Drainage – Movement of water away from the surface of a garden either down into the soil or by flow across the surface.

Dried blood – Blood of animals that is collected from slaughterhouses. It contains high levels of nitrogen.


Ear – The female flower of corn that produces seed after pollination.

E. coli – A bacteria associated with animal wastes that can cause serious health problems.

Embryo – The structure within a seed that develops into a plant.

Exposure – On hillsides, it is the direction your garden faces.


F1 Hybrids –Cultivars resulting from a cross between two different true breeding (referred to as inbred) parents.

Field capacity – The maximum amount of water your particular soil will hold.

Fish meal – Ground up fish. Contains nitrogen and phosphorus.

Friable – An easily worked soil.

Frost-free date – The average last day of frost for a specific area.

Frost pocket – A low-lying area where frost occurs late in the season.

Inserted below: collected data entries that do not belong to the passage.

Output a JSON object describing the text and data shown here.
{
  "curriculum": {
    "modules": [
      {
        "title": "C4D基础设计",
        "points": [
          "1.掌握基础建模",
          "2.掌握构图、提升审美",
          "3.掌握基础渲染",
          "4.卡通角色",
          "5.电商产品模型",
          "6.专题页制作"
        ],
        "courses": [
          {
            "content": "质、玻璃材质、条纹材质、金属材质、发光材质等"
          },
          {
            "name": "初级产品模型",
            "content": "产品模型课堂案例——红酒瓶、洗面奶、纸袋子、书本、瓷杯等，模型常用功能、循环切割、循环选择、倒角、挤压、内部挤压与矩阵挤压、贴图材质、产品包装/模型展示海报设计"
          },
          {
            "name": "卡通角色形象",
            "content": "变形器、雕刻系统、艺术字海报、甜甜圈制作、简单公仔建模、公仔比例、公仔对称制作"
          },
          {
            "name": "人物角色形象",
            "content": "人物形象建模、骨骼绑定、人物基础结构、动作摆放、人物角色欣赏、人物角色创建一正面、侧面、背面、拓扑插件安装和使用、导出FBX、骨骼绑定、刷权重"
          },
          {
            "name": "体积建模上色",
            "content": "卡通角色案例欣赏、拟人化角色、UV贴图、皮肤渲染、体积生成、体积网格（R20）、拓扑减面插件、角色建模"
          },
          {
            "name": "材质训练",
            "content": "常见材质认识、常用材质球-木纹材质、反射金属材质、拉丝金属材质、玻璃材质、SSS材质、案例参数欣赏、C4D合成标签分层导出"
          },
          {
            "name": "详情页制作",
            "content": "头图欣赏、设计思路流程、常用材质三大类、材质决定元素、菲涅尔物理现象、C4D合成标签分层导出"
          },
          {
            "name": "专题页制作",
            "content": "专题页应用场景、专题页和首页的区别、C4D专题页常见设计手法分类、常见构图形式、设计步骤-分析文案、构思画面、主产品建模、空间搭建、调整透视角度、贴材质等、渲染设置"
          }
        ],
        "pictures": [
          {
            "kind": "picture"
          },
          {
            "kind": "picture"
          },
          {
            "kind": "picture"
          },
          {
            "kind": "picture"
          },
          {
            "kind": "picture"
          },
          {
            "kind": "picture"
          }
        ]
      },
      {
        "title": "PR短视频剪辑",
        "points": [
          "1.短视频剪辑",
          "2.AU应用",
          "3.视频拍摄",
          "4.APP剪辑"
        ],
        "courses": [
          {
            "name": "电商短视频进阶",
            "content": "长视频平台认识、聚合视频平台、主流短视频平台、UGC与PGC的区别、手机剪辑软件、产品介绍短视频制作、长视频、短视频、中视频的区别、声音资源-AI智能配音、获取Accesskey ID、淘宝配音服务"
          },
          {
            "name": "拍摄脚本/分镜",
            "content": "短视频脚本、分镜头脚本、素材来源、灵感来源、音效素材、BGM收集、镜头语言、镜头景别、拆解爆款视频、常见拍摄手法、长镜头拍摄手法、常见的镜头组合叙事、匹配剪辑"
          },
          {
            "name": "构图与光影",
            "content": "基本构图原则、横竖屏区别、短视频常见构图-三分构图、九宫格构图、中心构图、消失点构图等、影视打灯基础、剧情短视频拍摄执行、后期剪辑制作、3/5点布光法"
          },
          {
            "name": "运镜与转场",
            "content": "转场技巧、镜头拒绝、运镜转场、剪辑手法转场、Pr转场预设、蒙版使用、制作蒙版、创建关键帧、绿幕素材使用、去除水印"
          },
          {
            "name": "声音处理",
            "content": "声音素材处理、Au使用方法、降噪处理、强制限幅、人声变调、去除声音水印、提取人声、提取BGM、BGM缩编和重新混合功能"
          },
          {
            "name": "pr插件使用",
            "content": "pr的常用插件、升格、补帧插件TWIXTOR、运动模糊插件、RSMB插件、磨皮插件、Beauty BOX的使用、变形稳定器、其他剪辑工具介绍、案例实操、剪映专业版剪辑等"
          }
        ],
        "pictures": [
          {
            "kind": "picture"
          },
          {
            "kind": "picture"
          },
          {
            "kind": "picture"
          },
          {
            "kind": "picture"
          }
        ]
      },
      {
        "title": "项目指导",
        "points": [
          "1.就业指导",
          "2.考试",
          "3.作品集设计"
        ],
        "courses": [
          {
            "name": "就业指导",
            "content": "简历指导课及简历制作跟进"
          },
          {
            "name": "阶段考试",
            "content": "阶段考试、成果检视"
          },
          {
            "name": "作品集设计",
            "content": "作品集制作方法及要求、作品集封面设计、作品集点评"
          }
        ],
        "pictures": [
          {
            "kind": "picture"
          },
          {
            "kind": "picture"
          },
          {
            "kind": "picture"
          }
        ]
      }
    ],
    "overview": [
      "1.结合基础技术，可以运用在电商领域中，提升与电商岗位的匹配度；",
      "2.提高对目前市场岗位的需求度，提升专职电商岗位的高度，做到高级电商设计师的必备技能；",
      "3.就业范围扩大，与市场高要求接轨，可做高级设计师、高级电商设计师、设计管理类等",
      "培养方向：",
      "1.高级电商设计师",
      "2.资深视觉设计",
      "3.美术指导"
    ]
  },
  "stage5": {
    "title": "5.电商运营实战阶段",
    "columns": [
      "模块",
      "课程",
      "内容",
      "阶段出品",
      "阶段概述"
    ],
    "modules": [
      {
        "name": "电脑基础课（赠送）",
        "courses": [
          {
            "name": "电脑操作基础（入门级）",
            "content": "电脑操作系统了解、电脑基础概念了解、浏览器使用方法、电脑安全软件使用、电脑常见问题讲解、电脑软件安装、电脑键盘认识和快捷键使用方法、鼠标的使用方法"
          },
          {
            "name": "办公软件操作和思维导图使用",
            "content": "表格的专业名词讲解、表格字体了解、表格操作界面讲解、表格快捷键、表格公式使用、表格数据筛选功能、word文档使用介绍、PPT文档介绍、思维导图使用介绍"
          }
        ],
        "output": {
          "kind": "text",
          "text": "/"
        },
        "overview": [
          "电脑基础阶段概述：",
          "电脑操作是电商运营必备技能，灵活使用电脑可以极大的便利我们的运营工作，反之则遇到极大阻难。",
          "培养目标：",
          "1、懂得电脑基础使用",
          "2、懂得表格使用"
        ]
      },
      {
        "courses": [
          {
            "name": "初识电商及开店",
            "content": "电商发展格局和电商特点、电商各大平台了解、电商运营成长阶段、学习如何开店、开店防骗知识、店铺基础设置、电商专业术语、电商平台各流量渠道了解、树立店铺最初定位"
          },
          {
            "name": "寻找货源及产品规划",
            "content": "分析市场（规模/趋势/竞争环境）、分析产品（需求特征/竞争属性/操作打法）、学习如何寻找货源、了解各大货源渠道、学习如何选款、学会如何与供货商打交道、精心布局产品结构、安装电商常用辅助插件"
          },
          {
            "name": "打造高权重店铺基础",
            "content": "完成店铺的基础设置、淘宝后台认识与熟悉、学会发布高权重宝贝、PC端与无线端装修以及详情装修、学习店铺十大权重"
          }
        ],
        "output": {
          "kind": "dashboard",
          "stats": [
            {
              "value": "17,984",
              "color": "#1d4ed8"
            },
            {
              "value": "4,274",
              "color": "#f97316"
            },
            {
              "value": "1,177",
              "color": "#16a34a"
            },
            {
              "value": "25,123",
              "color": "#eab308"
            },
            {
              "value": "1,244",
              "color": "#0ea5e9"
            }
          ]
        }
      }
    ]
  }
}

Fungi – Multi-celled organisms that reproduce by spores and rely on living or dead organic matter for food.


Gourd – A fruit with a hard outer rind that is used for decoration.

Grasses – A category of weed that are monocots, have narrow leaves and a growing point at our just below the soil surface.

Green manure – A cover crop used to add nutrients to the soil and choke out undesirable plants.

Greensand – A ground rock material that contains potassium and trace elements.

Gynoecious cucumbers – Hybrids whose plants have all female flowers.